Catholicism offers a God who is Logos – meaning – engaged fully in the order of the cosmos, and with the mind of man. Man can apply his mind to the understanding (as far as he is able) of that meaning.  Yet that God is also a person, existing in communion within the Trinity, and desiring communion with man, not only as “man” meaning all humans but on a personal, one-to-one, and intimate level. “If Christian belief in God is first of all an option in favor of the primacy of the logos, faith in the pre-existing, world supporting reality of the creative meaning, it is at the same time, as belief in the personal nature of that meaning, the belief that the original thought, whose being-thought is represented by the world, is not an anonymous, neutral consciousness us but rather freedom, creative love, a person.” (Razinger, p 158 ) But our human understanding tends to read from the top down: God is so great and yet he wants intimacy. But the personal reality of the infinite reverses this. “The highest is not the most universal, but, precisely, the particular, and the Christian faith is thus above all also the option for man as the irreducible, infinity-oriented being.” (ibid.) Tech’s Data and Eastern Orthodoxy’s spiritual focus highlight important aspects of our faith: truth can be understood – and communicated to others – through rational thought, but the truth is revealed to us in the self-disclosure of God to us. It requires prayer – a relationship with God (Catechism ¶2565)to engage fully. This is the unity of truth spoken of in our thesis: All truth has a common source in the God who says, “I am the Truth”. This relationship is, first of all, personal. 

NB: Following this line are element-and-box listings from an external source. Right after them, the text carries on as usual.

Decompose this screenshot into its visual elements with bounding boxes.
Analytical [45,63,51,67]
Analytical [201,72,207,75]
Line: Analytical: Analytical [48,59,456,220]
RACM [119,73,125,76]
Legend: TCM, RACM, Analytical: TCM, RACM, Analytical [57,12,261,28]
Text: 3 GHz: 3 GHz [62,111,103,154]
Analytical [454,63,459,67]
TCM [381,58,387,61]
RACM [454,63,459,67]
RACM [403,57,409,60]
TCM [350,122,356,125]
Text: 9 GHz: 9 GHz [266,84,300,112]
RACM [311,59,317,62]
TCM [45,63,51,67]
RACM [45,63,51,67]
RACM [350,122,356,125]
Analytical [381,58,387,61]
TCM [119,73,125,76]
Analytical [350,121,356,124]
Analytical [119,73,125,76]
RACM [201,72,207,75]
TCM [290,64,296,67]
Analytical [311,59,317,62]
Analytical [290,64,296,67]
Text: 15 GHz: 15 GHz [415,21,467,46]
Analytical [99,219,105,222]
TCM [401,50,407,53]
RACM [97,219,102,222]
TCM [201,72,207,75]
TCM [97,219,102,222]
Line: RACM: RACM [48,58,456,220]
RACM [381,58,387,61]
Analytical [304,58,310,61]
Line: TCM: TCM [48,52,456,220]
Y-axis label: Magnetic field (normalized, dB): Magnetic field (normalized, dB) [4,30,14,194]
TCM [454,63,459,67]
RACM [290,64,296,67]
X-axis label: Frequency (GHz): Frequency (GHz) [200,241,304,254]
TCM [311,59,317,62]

Catholic theology offers the meaning of all things as revealed in God and unfolding in his communion with the human intellect, the personal as intimately a part of the infinite. This is prayer, as Evagrius taught: a communion, a deeply loving engagement of God with the human soul. For the Theologian in conversations drawing people to God, “my truth” cannot be other than The Truth – or else it is a lie. It arises from the prayer of the theologian, his relationship to God, and this must be explained to others as a relationship of the Divine Logos with their human logos. And it reveals a discussion of the logoi of the created order. God is disclosing Himself to us and, at the same moment, disclosing the cosmos and ourselves – the actual truth about who we are – to each of us, as particular individuals. God is showing me who I am in communion with himself. Issues of sex and medicine, as mentioned earlier, become issues of the individual’s communion with God as revealed Truth and with other persons as icons of that truth.

The world is, as Ratzinger wrote,  “in the last analysis, not mathematics but love” (p. 160). Our intellect cannot engage as a “data scientist” but must end in a relationship.  But that relationship is one of knowing and being known. It can be communicated with others in order to invite them in.